# Feelfree Lure?



## n-strut (Apr 14, 2010)

Anyone have any info on these kayaks? Looks like a nice rig.


----------



## monsterKAT11 (Jun 20, 2004)

they look to be awesome kayaks, that seat is awesome looking! i've watched a handful of reviews on them, looks like they're more keeled for open water.


----------



## n-strut (Apr 14, 2010)

Thanks for the reply. Thinking of the Lure or a Ride 115.


----------



## FishermanMurph (Jan 29, 2012)

People I know with the Lure love it. Only true issue I've heard of it is the wheel which I can confirm. I test paddled a Lure 10 and found the wheel to be a pain in the butt. I'm sure it'll come in handy for launching at actual boat ramps but the kayak rocks side to side if you are pulling it. Pushing it makes it easier. Some people had issues with the seat but that's what happens when you put an easy chair on a kayak, issues are gonna arise. Paddling, it's not too bad and standing up is sweet. 

But, I got the Lure 115x and that's a super sweet kayak. Some people do stand up in it but I've not trusted my balance yet on it. The removable console will come in handy when I get a fish finder and the skinner width makes it a breeze to paddle. The seat (the older raised seat) is pretty nice to. I've yet to get the new seat, I've read some issues with that also. Mostly with people buying it for older Rides, some people are finding it way too loose or way too tight. I'm sure if you get a Ride with the new seat, it'll fit just fine.


----------



## n-strut (Apr 14, 2010)

Thanks Murph

Have heard about the issues with the wheel while launching but didn't think about how it would affect the paddling. Really love the new seat in the Ride and definitely leaning that way. Thanks again!


----------



## fishwendel2 (Nov 19, 2007)

I have the Lure and love it. I have the new upgraded seat and it's much more sturdier than the first generation ones. The wheel...well it has pros and cons. I paddle open water and rivers and I really have no problems. The wheel does collect junk like sand and such in the river but it also has helped me "roll right over" big rocks and obstructions. It's heavy but it's easy to stand on and it comes standard with soo many features and mods.


----------



## ML1187 (Mar 13, 2012)

Pretty sure Yakfish has one of those...might try and hit him up. 

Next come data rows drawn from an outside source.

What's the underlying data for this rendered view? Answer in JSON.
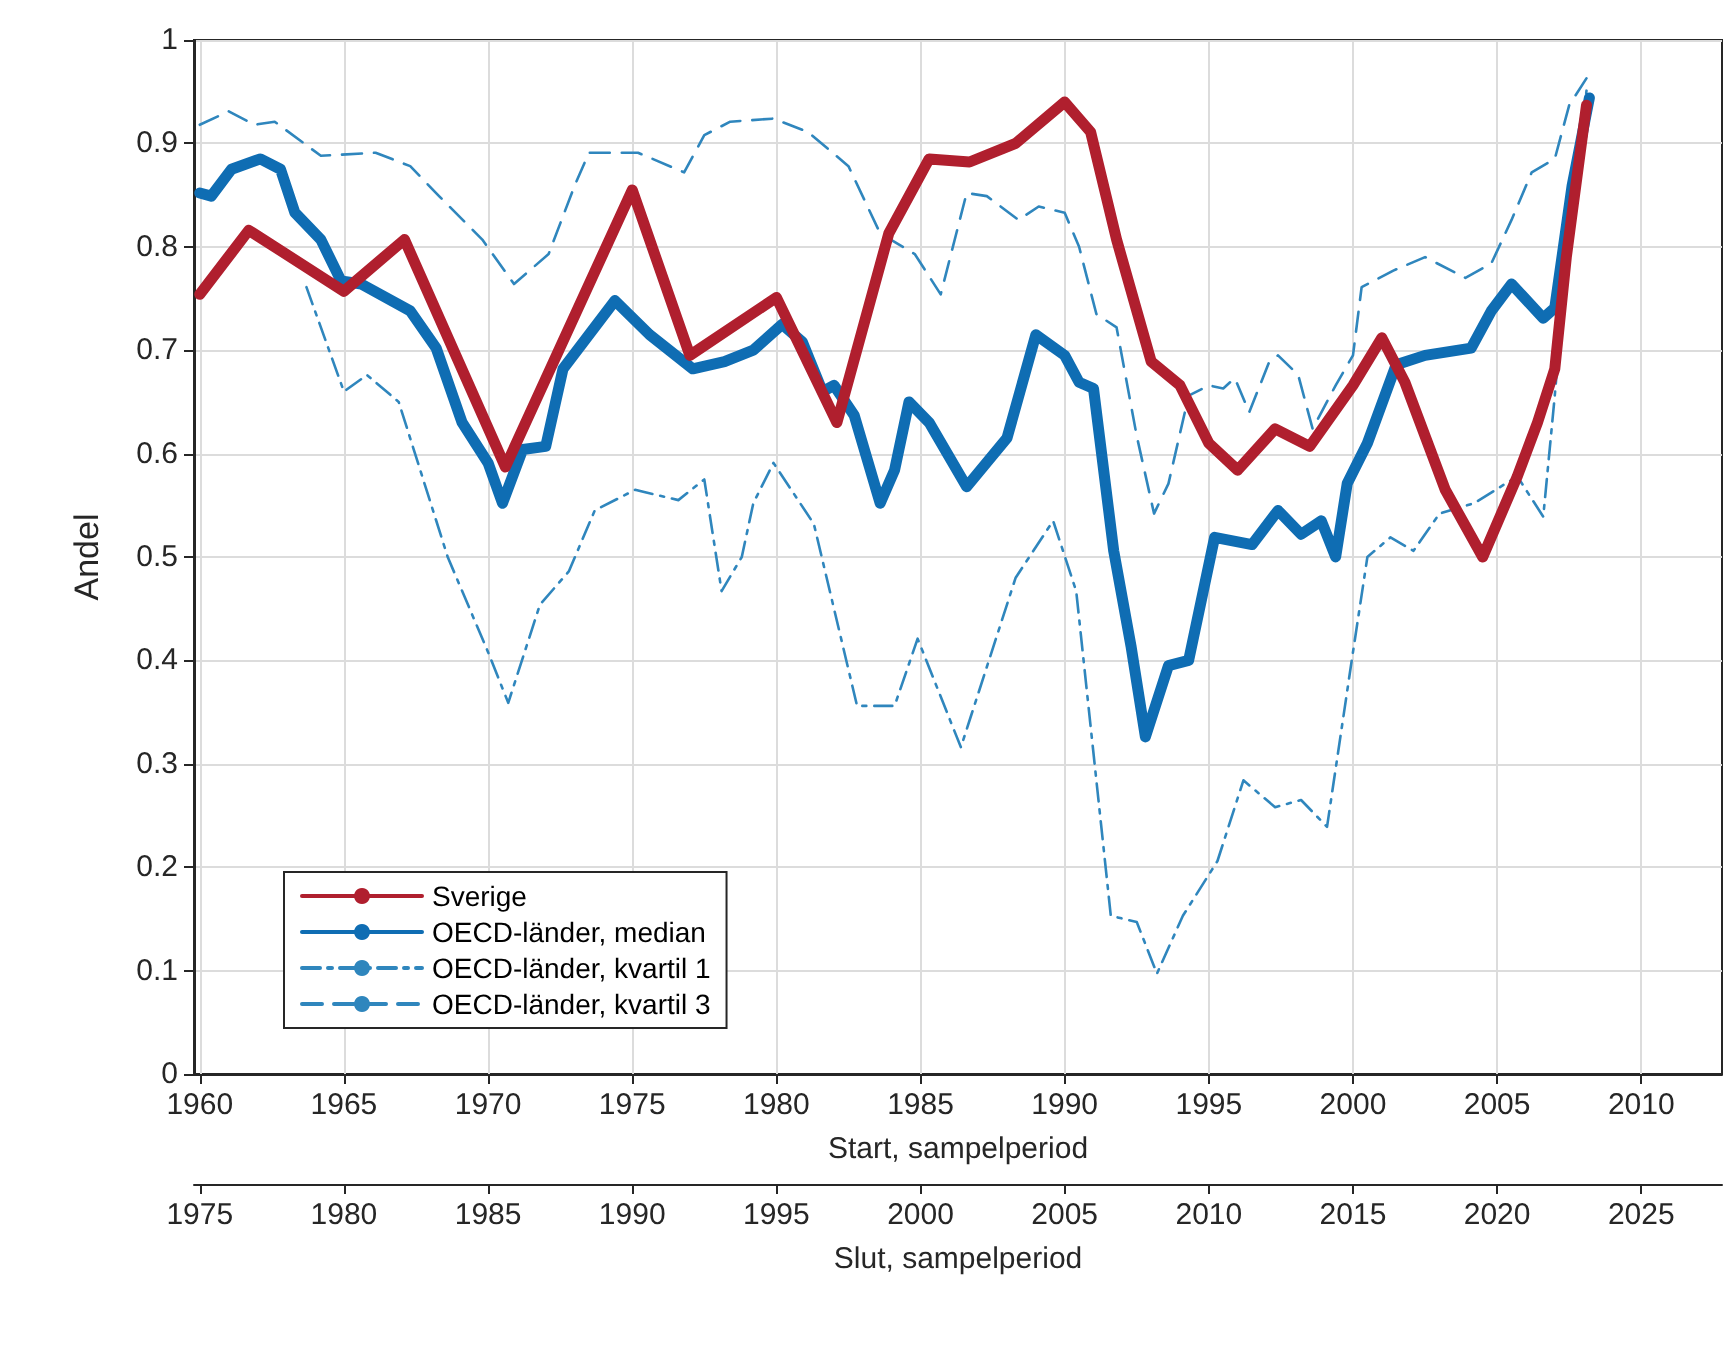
{
  "chart_data": {
    "type": "line",
    "ylabel": "Andel",
    "xlabel": "Start, sampelperiod",
    "x2label": "Slut, sampelperiod",
    "xlim": [
      1959.8,
      2012.8
    ],
    "xticks": [
      1960,
      1965,
      1970,
      1975,
      1980,
      1985,
      1990,
      1995,
      2000,
      2005,
      2010
    ],
    "x2lim": [
      1974.8,
      2027.8
    ],
    "x2ticks": [
      1975,
      1980,
      1985,
      1990,
      1995,
      2000,
      2005,
      2010,
      2015,
      2020,
      2025
    ],
    "ylim": [
      0,
      1
    ],
    "yticks": [
      0,
      0.1,
      0.2,
      0.3,
      0.4,
      0.5,
      0.6,
      0.7,
      0.8,
      0.9,
      1
    ],
    "grid": true,
    "legend": "bottom left",
    "marker": "none",
    "series": [
      {
        "name": "Sverige",
        "color": "#b01f2e",
        "line_style": "solid",
        "x": [
          1960,
          1961.7,
          1965,
          1967.1,
          1970.6,
          1975,
          1977,
          1980,
          1982.1,
          1983.9,
          1985.3,
          1986.7,
          1988.3,
          1990,
          1990.9,
          1991.8,
          1993,
          1994,
          1995,
          1996,
          1997.3,
          1998.5,
          2000,
          2001,
          2001.8,
          2003.2,
          2004.5,
          2005.7,
          2006.4,
          2007,
          2007.4,
          2008.1
        ],
        "values": [
          0.754,
          0.816,
          0.757,
          0.807,
          0.587,
          0.855,
          0.695,
          0.751,
          0.63,
          0.813,
          0.885,
          0.882,
          0.9,
          0.94,
          0.911,
          0.807,
          0.689,
          0.666,
          0.61,
          0.584,
          0.624,
          0.607,
          0.666,
          0.712,
          0.669,
          0.565,
          0.5,
          0.578,
          0.63,
          0.682,
          0.79,
          0.937
        ]
      },
      {
        "name": "OECD-länder, median",
        "color": "#0f6db3",
        "line_style": "solid",
        "x": [
          1960,
          1960.4,
          1961.1,
          1962.1,
          1962.8,
          1963.3,
          1964.2,
          1964.9,
          1965.6,
          1967.3,
          1968.2,
          1969.1,
          1970,
          1970.5,
          1971.2,
          1972,
          1972.6,
          1974.4,
          1975.6,
          1977.1,
          1978.2,
          1979.2,
          1980.2,
          1980.9,
          1981.6,
          1982,
          1982.7,
          1983.6,
          1984.1,
          1984.6,
          1985.3,
          1986.6,
          1988,
          1989,
          1990,
          1990.5,
          1991,
          1991.7,
          1992.3,
          1992.8,
          1993.6,
          1994.3,
          1995.2,
          1996.5,
          1997.4,
          1998.2,
          1998.9,
          1999.4,
          1999.8,
          2000.5,
          2001.5,
          2002.5,
          2004.1,
          2004.8,
          2005.5,
          2006.6,
          2007,
          2007.6,
          2008.2
        ],
        "values": [
          0.852,
          0.849,
          0.875,
          0.885,
          0.875,
          0.833,
          0.807,
          0.767,
          0.764,
          0.738,
          0.702,
          0.63,
          0.591,
          0.552,
          0.604,
          0.607,
          0.682,
          0.748,
          0.715,
          0.682,
          0.689,
          0.7,
          0.725,
          0.708,
          0.66,
          0.666,
          0.637,
          0.552,
          0.584,
          0.65,
          0.63,
          0.568,
          0.615,
          0.715,
          0.695,
          0.669,
          0.663,
          0.506,
          0.414,
          0.326,
          0.395,
          0.4,
          0.519,
          0.512,
          0.545,
          0.522,
          0.535,
          0.5,
          0.571,
          0.61,
          0.686,
          0.695,
          0.702,
          0.738,
          0.764,
          0.731,
          0.741,
          0.859,
          0.944
        ]
      },
      {
        "name": "OECD-länder, kvartil 1",
        "color": "#2f86bd",
        "line_style": "dashdot",
        "x": [
          1963.7,
          1965,
          1965.8,
          1966.9,
          1968.6,
          1970,
          1970.7,
          1971.8,
          1972.8,
          1973.7,
          1975.1,
          1976.6,
          1977.5,
          1978.1,
          1978.8,
          1979.2,
          1979.9,
          1981.3,
          1982.8,
          1984.1,
          1984.9,
          1986.4,
          1988.3,
          1989.6,
          1990.4,
          1991.6,
          1992.5,
          1993.2,
          1994.1,
          1995.3,
          1996.2,
          1997.3,
          1998.2,
          1999.1,
          2000,
          2000.5,
          2001.3,
          2002.1,
          2003,
          2004.2,
          2005.7,
          2006.6,
          2007,
          2007.4,
          2008.1
        ],
        "values": [
          0.761,
          0.66,
          0.676,
          0.65,
          0.5,
          0.408,
          0.359,
          0.454,
          0.486,
          0.545,
          0.565,
          0.555,
          0.575,
          0.467,
          0.5,
          0.552,
          0.591,
          0.532,
          0.356,
          0.356,
          0.421,
          0.316,
          0.48,
          0.535,
          0.467,
          0.153,
          0.147,
          0.097,
          0.153,
          0.206,
          0.284,
          0.258,
          0.265,
          0.239,
          0.408,
          0.5,
          0.519,
          0.506,
          0.542,
          0.552,
          0.578,
          0.539,
          0.656,
          0.79,
          0.951
        ]
      },
      {
        "name": "OECD-länder, kvartil 3",
        "color": "#2f86bd",
        "line_style": "dashed",
        "x": [
          1960,
          1961,
          1961.9,
          1962.6,
          1964.2,
          1966.1,
          1967.3,
          1968.3,
          1969.8,
          1970.9,
          1972.1,
          1973,
          1973.5,
          1975.2,
          1976.8,
          1977.5,
          1978.4,
          1979.9,
          1981.1,
          1982.5,
          1983.6,
          1984.8,
          1985.7,
          1986.6,
          1987.3,
          1988.4,
          1989.1,
          1990,
          1990.5,
          1991.1,
          1991.8,
          1992.5,
          1993.1,
          1993.6,
          1994.3,
          1995,
          1995.5,
          1995.9,
          1996.4,
          1997.1,
          1997.4,
          1998.1,
          1998.6,
          1999.4,
          2000,
          2000.3,
          2001.4,
          2002.5,
          2003.9,
          2004.8,
          2005.5,
          2006.2,
          2007,
          2007.5,
          2008.1
        ],
        "values": [
          0.918,
          0.931,
          0.918,
          0.921,
          0.888,
          0.891,
          0.878,
          0.849,
          0.807,
          0.764,
          0.793,
          0.859,
          0.891,
          0.891,
          0.872,
          0.908,
          0.921,
          0.924,
          0.911,
          0.878,
          0.813,
          0.793,
          0.754,
          0.852,
          0.849,
          0.826,
          0.839,
          0.833,
          0.8,
          0.735,
          0.722,
          0.617,
          0.542,
          0.571,
          0.656,
          0.666,
          0.663,
          0.673,
          0.64,
          0.689,
          0.695,
          0.676,
          0.624,
          0.666,
          0.695,
          0.761,
          0.777,
          0.79,
          0.77,
          0.784,
          0.826,
          0.872,
          0.885,
          0.937,
          0.963
        ]
      }
    ]
  }
}
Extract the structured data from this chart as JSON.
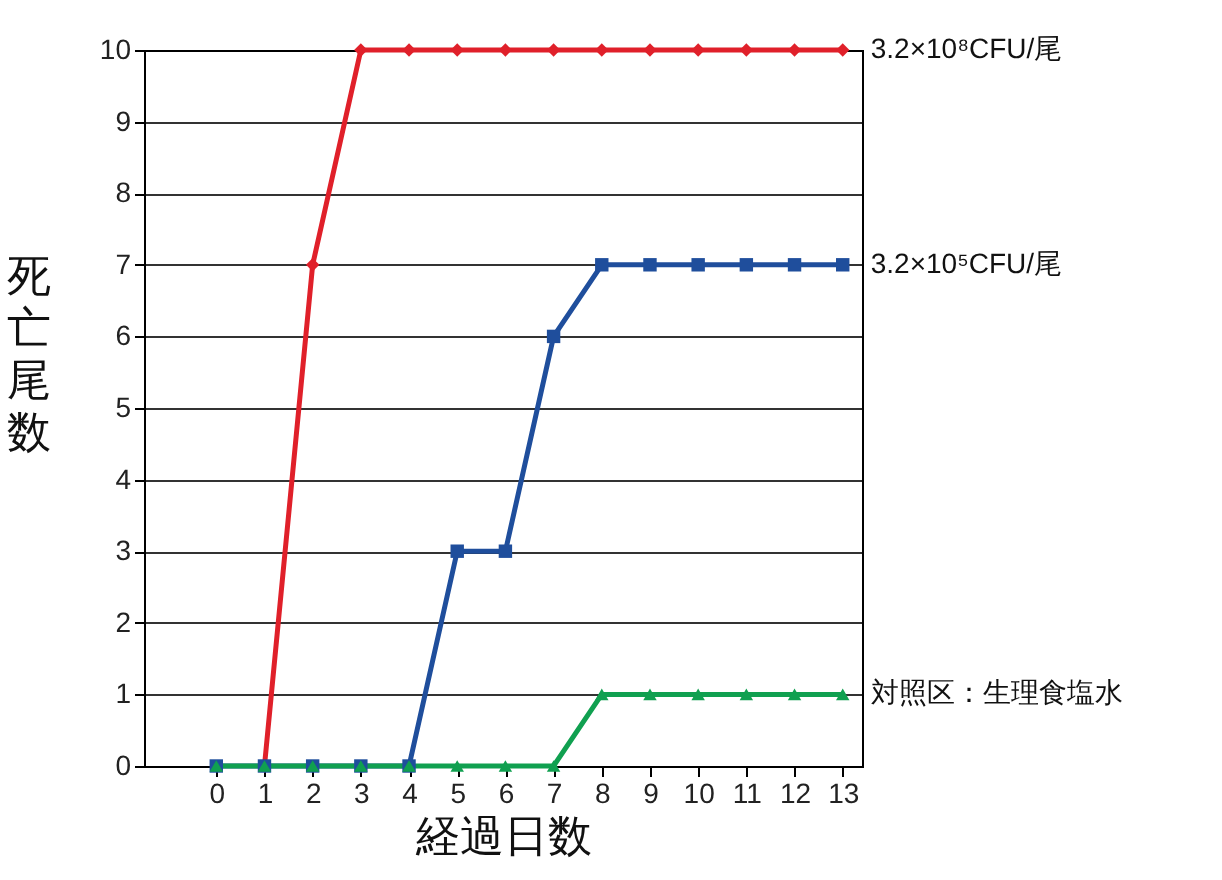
{
  "chart_data": {
    "type": "line",
    "xlabel": "経過日数",
    "ylabel": "死亡尾数",
    "x": [
      0,
      1,
      2,
      3,
      4,
      5,
      6,
      7,
      8,
      9,
      10,
      11,
      12,
      13
    ],
    "series": [
      {
        "name": "3.2×10⁸CFU/尾",
        "color": "#e0202a",
        "marker": "diamond",
        "x": [
          1,
          2,
          3,
          4,
          5,
          6,
          7,
          8,
          9,
          10,
          11,
          12,
          13
        ],
        "values": [
          0,
          7,
          10,
          10,
          10,
          10,
          10,
          10,
          10,
          10,
          10,
          10,
          10
        ]
      },
      {
        "name": "3.2×10⁵CFU/尾",
        "color": "#1f4e9c",
        "marker": "square",
        "values": [
          0,
          0,
          0,
          0,
          0,
          3,
          3,
          6,
          7,
          7,
          7,
          7,
          7,
          7
        ]
      },
      {
        "name": "対照区：生理食塩水",
        "color": "#10a050",
        "marker": "triangle",
        "values": [
          0,
          0,
          0,
          0,
          0,
          0,
          0,
          0,
          1,
          1,
          1,
          1,
          1,
          1
        ]
      }
    ],
    "xlim": [
      -1.5,
      13.4
    ],
    "xticks": [
      0,
      1,
      2,
      3,
      4,
      5,
      6,
      7,
      8,
      9,
      10,
      11,
      12,
      13
    ],
    "ylim": [
      0,
      10
    ],
    "yticks": [
      0,
      1,
      2,
      3,
      4,
      5,
      6,
      7,
      8,
      9,
      10
    ],
    "grid": "y",
    "legend": false,
    "line_style": "solid"
  }
}
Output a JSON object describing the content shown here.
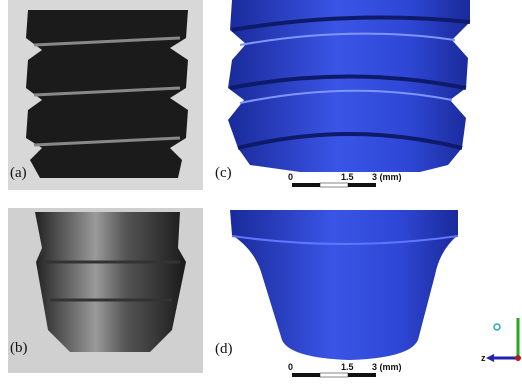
{
  "panels": [
    {
      "label": "(a)"
    },
    {
      "label": "(b)"
    },
    {
      "label": "(c)",
      "scale_bar": [
        "0",
        "1.5",
        "3 (mm)"
      ]
    },
    {
      "label": "(d)",
      "scale_bar": [
        "0",
        "1.5",
        "3 (mm)"
      ]
    }
  ],
  "axes_triad": {
    "axis_label": "z"
  }
}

Sent from my iPhone using Ohub Campfire


----------



## n-strut (Apr 14, 2010)

Thanks for the replies. Greatly appreciated.


----------



## yakfish (Mar 13, 2005)

Yes, I do have a Lure 11.5 it is an awesome boat! I looked at a lot of boats before purchasing mine and I got to paddle quite a few as well. I have never once regretted buying the Lure. There isn't a more comfortable boat available. The seat is like fishing from a LazyBoy! It is also one of the most stable boats out there as well. The ability to stand while fishing was one of my top priorities when looking for a new boat. I have stood while drifting down river and felt comfortable the whole time. As a bonus it isn't nearly as expensive as the Jackson Kayaks that are often mentioned. They are good boats too but I would prefer none of them over my Lure! If you would like to test paddle mine feel free to ask!


----------



## landarcjedi (Mar 20, 2011)

"Feel free to Ask"-classic


----------